= Dave Apollon =

American musician (1898–1972)

Apollon, c. 1940s

Dave Apollon (born Denis Apollonov; Денис Аполлонов; February 23, 1898 – May 30, 1972) was an American mandolin player.

He is regarded as one of the most innovative and influential mandolinists of the twentieth century, whose more notable recordings and performances include "Two Guitars", Hora staccato by Grigoraș Dinicu, and Zigeunerweisen ("Gypsy Airs") by Pablo de Sarasate. His styles include Gypsy and various kinds of European folk music. He is also regarded as one of the first jazz mandolinists, with such memorable recordings as "Who" and "St. Louis Blues".

== Early life ==
Apollon was born in 1898, to a Jewish family in the city of Kiev, which was at the time part of Russia. At an early age, he played the violin but abandoned the instrument after taking a fervent interest in an old bowl back mandolin his father kept in the house.

== Career ==
By age 14, Apollon had already founded an ensemble and was performing professionally in a local movie theatre.

During World War I, he served in the Russian Revolution and used his mandolin as his greatest weapon. He sailed to the Philippines to continue working as a mandolin player and dancer. Afterwards, he went to Japan and got his visa to the US.

In 1919, he moved to New York City and almost immediately got a job in vaudeville, where he floored audiences with stunning virtuosity.
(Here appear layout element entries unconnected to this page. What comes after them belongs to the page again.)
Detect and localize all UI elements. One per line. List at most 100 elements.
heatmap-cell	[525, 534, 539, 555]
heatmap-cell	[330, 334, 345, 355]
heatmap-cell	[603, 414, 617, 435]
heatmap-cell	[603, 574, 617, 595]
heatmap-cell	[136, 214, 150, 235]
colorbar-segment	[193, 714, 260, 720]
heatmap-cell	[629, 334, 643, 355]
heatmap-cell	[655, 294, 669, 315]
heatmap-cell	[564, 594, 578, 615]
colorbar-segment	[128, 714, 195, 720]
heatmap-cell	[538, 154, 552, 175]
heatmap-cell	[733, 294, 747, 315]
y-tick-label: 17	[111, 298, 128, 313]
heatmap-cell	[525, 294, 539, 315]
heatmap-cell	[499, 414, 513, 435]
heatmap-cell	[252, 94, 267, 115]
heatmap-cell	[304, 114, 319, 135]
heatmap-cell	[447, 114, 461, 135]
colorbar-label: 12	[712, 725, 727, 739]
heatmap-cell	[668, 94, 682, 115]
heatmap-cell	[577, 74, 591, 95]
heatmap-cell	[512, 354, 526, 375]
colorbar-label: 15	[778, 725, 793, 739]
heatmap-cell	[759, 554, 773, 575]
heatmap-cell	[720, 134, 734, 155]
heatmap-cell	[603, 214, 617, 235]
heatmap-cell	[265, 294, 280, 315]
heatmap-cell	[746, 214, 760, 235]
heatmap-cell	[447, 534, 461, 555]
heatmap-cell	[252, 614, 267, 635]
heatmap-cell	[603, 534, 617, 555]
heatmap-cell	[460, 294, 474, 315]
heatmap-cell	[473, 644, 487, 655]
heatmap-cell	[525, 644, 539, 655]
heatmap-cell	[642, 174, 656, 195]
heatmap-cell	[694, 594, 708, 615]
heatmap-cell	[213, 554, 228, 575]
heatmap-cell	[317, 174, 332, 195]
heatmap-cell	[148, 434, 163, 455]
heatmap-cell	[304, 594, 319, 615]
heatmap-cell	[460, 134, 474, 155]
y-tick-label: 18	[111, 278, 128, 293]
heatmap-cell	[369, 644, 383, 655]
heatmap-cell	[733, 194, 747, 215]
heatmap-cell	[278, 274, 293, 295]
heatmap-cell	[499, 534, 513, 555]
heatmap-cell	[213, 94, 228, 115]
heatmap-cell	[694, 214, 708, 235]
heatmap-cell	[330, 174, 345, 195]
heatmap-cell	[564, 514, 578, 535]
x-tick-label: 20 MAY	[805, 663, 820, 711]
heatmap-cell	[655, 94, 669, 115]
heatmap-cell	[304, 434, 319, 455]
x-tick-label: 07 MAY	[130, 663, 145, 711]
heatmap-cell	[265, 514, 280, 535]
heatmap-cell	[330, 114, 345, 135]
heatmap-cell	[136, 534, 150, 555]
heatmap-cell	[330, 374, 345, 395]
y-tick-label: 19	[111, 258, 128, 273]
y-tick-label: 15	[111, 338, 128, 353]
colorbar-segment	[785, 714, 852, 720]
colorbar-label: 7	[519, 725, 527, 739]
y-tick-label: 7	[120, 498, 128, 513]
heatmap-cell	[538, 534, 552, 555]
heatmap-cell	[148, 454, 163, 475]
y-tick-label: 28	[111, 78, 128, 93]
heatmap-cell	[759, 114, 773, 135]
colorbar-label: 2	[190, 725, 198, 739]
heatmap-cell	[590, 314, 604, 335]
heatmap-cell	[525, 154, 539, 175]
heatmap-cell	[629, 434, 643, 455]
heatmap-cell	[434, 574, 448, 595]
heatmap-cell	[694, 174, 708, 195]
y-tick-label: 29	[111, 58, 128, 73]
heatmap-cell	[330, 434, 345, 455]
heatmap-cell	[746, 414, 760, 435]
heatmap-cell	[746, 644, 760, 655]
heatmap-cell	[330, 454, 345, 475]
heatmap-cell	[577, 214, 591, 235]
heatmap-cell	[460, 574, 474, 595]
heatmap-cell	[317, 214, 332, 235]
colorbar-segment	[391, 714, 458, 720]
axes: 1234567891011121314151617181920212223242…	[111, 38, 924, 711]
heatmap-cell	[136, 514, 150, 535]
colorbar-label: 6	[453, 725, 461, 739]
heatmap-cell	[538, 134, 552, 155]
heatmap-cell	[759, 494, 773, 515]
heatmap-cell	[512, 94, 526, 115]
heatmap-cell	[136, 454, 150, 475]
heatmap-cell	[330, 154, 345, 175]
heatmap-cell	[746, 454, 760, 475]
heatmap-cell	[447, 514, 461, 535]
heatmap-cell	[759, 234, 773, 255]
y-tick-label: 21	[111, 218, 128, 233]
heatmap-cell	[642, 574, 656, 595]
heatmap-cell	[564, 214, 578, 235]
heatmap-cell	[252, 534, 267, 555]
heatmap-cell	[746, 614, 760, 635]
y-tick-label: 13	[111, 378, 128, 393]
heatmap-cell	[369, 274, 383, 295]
In 1929, he made the first of his musical shorts, something he would continue with for much of his career. In 1941 he was a member of the touring company of "Boys and Girls Together". In 1946, he met and played with Django Reinhardt while the legendary guitarist was on tour with Duke Ellington in New York. In early 1950, he released his version of the No. 1 hit "Third Man Theme" (made famous by Anton Karas and Guy Lombardo, among others) on the National label (#9104). The flip side was "The Cafe Mozart Waltz". "Billboard" described the single as "Sensational ... new ... and different." Apollon died on May 30, 1972, after a career that spanned over fifty years.